Community Correspondents

Amita

State: JHARKAHND

Amita Tutti is a Community Correspondent and an Adivasi activist from the so-called Red Corridor. Amita's unwavering commitment to exposing the truth is inspired by her father who was poisoned to death by "upper” castes during the Adivasi land struggle. Her community has suffered for decades, caught in between the Maoist-Naxalite insurgency and police atrocities.
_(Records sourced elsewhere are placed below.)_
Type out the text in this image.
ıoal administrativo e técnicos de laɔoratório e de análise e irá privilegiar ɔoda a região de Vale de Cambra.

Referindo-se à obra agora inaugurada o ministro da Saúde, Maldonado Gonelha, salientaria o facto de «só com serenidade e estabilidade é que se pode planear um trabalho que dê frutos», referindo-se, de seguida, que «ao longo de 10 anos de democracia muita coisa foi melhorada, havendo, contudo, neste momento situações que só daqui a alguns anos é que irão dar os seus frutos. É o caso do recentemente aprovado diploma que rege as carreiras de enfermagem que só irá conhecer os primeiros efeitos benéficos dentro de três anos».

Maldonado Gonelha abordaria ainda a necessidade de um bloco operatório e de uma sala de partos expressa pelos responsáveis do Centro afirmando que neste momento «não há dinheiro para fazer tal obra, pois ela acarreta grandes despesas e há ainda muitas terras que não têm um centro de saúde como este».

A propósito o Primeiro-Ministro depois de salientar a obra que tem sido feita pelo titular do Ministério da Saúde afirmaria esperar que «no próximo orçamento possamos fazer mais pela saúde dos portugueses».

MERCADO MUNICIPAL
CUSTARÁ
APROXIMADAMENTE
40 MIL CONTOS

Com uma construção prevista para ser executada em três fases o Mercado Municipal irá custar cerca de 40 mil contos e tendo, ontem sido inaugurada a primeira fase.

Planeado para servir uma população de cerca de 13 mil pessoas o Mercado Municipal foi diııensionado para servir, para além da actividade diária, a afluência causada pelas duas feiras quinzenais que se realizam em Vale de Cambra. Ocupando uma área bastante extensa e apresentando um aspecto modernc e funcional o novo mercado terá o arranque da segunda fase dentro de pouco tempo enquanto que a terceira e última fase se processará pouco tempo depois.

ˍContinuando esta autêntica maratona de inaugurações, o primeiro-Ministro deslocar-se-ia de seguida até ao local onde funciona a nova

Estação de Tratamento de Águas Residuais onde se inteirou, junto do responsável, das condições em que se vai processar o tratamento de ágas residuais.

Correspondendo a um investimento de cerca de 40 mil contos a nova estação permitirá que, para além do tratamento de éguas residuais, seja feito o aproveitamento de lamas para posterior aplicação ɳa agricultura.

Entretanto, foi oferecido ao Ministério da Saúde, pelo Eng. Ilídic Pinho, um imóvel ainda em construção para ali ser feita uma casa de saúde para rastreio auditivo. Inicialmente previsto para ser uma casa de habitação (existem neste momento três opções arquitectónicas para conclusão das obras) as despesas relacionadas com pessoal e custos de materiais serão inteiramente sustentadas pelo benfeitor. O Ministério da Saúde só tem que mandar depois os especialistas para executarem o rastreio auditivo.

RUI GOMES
Amita was born and raised in Sepagara of Jharkhand where she lived a hard life and struggled to make ends meet. She had an awakening of social consciousness when she realised that the struggle for food, clothes, and shelter is also a fight against corruption, injustice, and apathy. She is now an integral part of the Jharkhand Jungle Bachao Andolan as a grassroots crusader for forest and tribal rights in her region. She spoke about her journey in front of 2000 people at THINK India in 2010, where she shared the platform with speakers such as filmmaker Anusha Rizvi and economist Arvind Subramaniam.

As a Community Correspondent, Amita’s work has been instrumental in safeguarding and asserting the rights of the many innocents in her village who are constantly accused of being ‘Naxalites’ or ‘sympathetic’ to the Naxalite cause.

She has also fought tirelessly against the discrimination and threats meted out to her community, particularly around land alienation. Through her video reports, Amita gives voice to those unheard by traditional media structures. In the village of Deyo, she filmed the government’s indifference to the region’s Gram Sabhas – local self-governments – and economically unsupportive of Anganwadi workers, caring for the health and basic education of young children.

Her camera goes where nobody else wants to go because she knows she has a voice. “Earlier, there was no one to hear us,” she says, “but today know there is an outlet where we can talk about our problems.”